On the other side, most content creators—whether textual, visual, or aural—have gradually realized that generative AI relies heavily on scraping and appropriating data from the global digital user base and countless artists worldwide. As a result, authors and their economic rights holders argue that companies should not only be held accountable for these actions but also adopt more ethical practices, regardless of forthcoming regulations. This concern appears to be largely ignored by the tech industry.
Developer companies often hide behind the mantra of industrial secrecy, claiming that disclosing their methods would be improper and contrary to their interests. Unfortunately, this global problem is not adequately addressed in the European Copyright Directive, which includes a controversial exception on data mining (in Italy Articles 70b and 70c of the LoA). We await the implementation of AI Act, which promises new regulations, including transparency about the data used in AI training. It suggests that providers of such models should publish detailed summaries of the content used for training.
In the United States, President Biden’s Executive Order on Artificial Intelligence seeks to better manage and regulate the issue. Against this backdrop, Republican Senator Adam Schiff has proposed the “Generative AI Copyright Disclosure Act,” a bill that would require companies to disclose their training methods. This legislative move comes as figures like Mira Murati, CTO of OpenAI, express uncertainty about the data used in training generative AI models.
The Fragility of the Sanctions System
The core issue, as repeatedly highlighted, is clear: the economics of Generative AI allow developer companies to weather challenges and fines imposed by national authorities, as seen in France with the Antitrust Authority and potentially in Italy with the Privacy Authority. Given OpenAI’s current valuation of $90 billion, penalties and legal procedures are manageable costs. It seems that large AI developers are willing to base their business models on legally dubious practices. National governments, fearing to fall behind in the technological race, are more inclined to explore development potential than to enforce difficult regulations.

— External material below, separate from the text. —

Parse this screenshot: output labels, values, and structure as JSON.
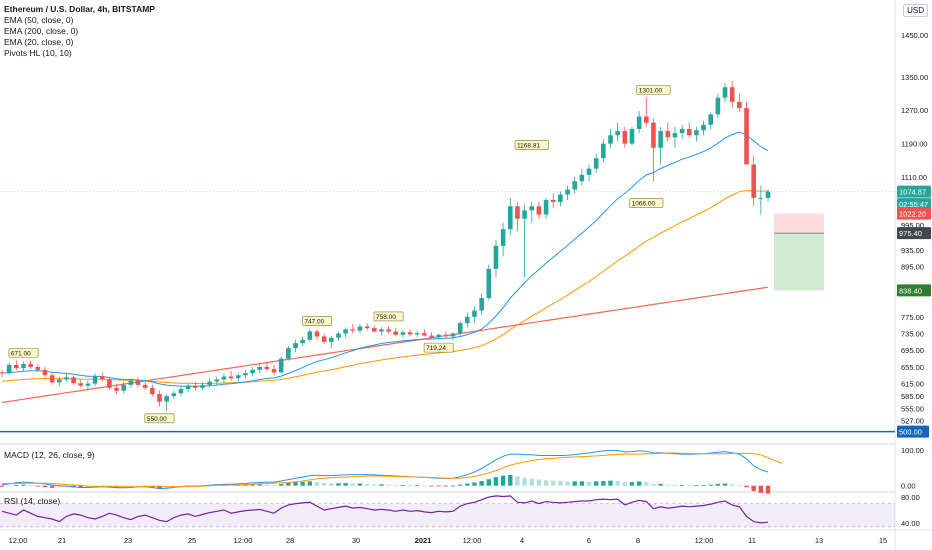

In Europe, this regulatory barrier appears weak. The historical and global significance of these events—from both an industrial and labor perspective—is immense. Similar to Perestroika, which led to an economic oligarchy despite strict regulations, the current framework may be insufficient to control similar dynamics in technology and AI.
Legal Actions and Fair Use in Commercial Contexts
Major companies like The New York Times, Universal Music Group and Getty Images are suing AI developers such as OpenAI and Stability AI for copyright infringement. These tech companies deny any wrongdoing. The key legal question is whether storing billions of data points for economic profit can be considered Fair Use under U.S. doctrine.
In the U.S., technology companies rely on the broad exemptions provided by Fair Use, which historically allowed practices like Google Books’ digital library under the concept of “transformative” use. However, a recent Supreme Court ruling emphasized that Fair Use’s “purpose and character” factor does not apply in commercial contexts.
Towards Data Licensing
As legal and ethical debates intensify, it becomes evident that a potential solution lies in “Data Licensing.” AIs need continuous updates from new human content, prompting many rights holders to seek agreements ensuring a steady supply of fresh material. OpenAI has already secured about a dozen such agreements and plans to expand these partnerships. Major media groups, like Rupert Murdoch’s News Corp, are pursuing similar negotiations, anticipating that agreements will prevail over litigation in the long run. Platforms like Shutterstock, Reddit, and Tumblr are licensing their archives to AI companies, thus facilitating access to vast data repositories.
The Importance of Proprietary Content in AI Training
An alternative to this scenario is training AIs exclusively on proprietary data and text, but it is currently challenging to imagine how such tools could compete with the best general-purpose tools. Ultimately, navigating these issues through strategic partnerships and ongoing innovation in original and proprietary content will be essential.
This path is crucial for a future where legal frameworks must rapidly evolve to keep pace with technological advancements.
The original article was published on Agenda Digitale on April 22, 2024.